Every sketch show has scenarios which, while amusing in moderate amounts, outstay their welcome. Imagine such a sketch stretched out to the best part of two hours and you have Scouts in Bondage.

Glenn Chandler’s comedy, a sequel to last year’s Boys of the Empire, sees a troop of 1930s Boy Scouts crash land in Afghanistan while on their way to a jamboree. They end up caught in a plot between British intelligence and the local warring factions in one of several satirical swipes at 21st century attitudes to Britain’s involvement in the region.

Narration is provided by Mark Farrelly as the editor of Scout Magazine, whose increasingly anarchic performance is the highlight of the evening.

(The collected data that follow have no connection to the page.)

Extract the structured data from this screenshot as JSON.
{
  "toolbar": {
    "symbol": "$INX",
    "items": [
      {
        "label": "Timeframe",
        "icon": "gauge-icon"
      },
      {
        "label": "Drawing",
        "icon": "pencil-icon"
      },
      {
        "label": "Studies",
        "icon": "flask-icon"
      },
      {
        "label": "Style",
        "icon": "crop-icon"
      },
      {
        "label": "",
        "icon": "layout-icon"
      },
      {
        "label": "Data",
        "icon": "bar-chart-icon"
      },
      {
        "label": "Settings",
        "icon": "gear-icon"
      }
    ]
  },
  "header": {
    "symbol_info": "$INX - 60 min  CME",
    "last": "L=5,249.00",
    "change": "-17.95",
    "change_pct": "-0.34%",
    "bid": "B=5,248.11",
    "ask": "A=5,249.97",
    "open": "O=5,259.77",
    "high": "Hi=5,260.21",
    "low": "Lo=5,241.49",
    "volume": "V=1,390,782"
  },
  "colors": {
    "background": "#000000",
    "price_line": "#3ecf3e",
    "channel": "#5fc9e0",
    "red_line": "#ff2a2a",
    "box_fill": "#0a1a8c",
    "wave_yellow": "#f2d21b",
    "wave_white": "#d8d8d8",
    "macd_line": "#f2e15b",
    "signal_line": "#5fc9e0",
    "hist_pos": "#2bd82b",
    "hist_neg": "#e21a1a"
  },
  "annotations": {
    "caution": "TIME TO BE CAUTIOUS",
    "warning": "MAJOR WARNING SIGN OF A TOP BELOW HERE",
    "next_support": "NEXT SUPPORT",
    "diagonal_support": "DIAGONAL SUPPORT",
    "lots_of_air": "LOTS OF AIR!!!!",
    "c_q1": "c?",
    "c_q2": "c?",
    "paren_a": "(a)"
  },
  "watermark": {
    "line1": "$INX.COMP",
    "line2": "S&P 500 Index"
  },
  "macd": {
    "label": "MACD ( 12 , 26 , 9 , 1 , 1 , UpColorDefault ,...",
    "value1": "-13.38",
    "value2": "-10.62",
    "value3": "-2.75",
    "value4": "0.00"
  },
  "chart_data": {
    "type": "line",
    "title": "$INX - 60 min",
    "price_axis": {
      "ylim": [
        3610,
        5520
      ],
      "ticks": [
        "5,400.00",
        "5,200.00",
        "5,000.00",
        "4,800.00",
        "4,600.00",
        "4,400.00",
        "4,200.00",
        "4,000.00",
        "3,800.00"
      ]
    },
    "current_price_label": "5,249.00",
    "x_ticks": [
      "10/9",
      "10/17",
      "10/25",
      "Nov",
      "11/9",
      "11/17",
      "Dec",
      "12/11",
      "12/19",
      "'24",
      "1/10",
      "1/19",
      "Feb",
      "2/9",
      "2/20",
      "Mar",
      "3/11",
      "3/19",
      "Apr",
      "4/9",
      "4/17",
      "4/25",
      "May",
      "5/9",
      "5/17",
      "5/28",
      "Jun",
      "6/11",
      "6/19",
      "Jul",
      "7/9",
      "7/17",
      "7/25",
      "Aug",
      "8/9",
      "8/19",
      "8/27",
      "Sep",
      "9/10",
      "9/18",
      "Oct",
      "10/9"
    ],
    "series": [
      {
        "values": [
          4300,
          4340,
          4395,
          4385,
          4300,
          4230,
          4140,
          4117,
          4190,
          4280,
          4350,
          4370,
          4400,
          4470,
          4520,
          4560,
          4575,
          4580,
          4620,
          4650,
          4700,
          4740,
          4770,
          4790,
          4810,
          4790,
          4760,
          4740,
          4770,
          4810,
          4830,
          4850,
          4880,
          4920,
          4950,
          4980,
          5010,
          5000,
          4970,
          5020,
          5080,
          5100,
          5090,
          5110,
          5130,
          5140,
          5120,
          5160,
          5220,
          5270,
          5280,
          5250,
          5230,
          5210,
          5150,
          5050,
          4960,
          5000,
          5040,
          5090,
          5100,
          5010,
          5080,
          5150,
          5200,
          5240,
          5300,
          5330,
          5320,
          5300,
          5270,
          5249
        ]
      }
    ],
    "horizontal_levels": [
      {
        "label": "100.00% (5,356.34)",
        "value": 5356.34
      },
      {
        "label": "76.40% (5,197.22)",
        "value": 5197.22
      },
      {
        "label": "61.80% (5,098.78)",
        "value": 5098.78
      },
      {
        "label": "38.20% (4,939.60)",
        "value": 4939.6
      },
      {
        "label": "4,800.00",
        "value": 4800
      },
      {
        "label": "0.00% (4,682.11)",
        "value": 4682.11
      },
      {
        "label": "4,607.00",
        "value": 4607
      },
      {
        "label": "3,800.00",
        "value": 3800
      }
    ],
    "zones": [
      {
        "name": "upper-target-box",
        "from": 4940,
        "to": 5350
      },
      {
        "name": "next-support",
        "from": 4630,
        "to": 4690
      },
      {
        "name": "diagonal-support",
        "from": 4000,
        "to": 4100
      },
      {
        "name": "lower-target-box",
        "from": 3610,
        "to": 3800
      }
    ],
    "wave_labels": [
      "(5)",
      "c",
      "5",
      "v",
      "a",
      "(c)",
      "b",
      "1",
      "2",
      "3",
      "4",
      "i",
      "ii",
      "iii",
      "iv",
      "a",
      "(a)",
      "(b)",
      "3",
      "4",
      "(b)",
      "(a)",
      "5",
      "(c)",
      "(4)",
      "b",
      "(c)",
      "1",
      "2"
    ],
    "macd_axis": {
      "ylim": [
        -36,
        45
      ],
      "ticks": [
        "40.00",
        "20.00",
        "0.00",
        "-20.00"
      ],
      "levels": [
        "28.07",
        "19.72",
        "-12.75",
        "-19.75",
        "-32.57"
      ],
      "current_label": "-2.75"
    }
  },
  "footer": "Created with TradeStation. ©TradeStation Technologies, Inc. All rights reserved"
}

The scouts, though, work on a more one-note level which, although it pastiches the Boys’ Own stylings of the era, quickly begins to grate and actively works against any attempt to portray anything deeper.

On several occasions, the production seems unable to find the line between lampooning the casual racism of the age and just joining in. And while there are good laughs to be had throughout, the overall impression is of a production that got too carried away with the title’s double entendre to tighten up the script as much as needed.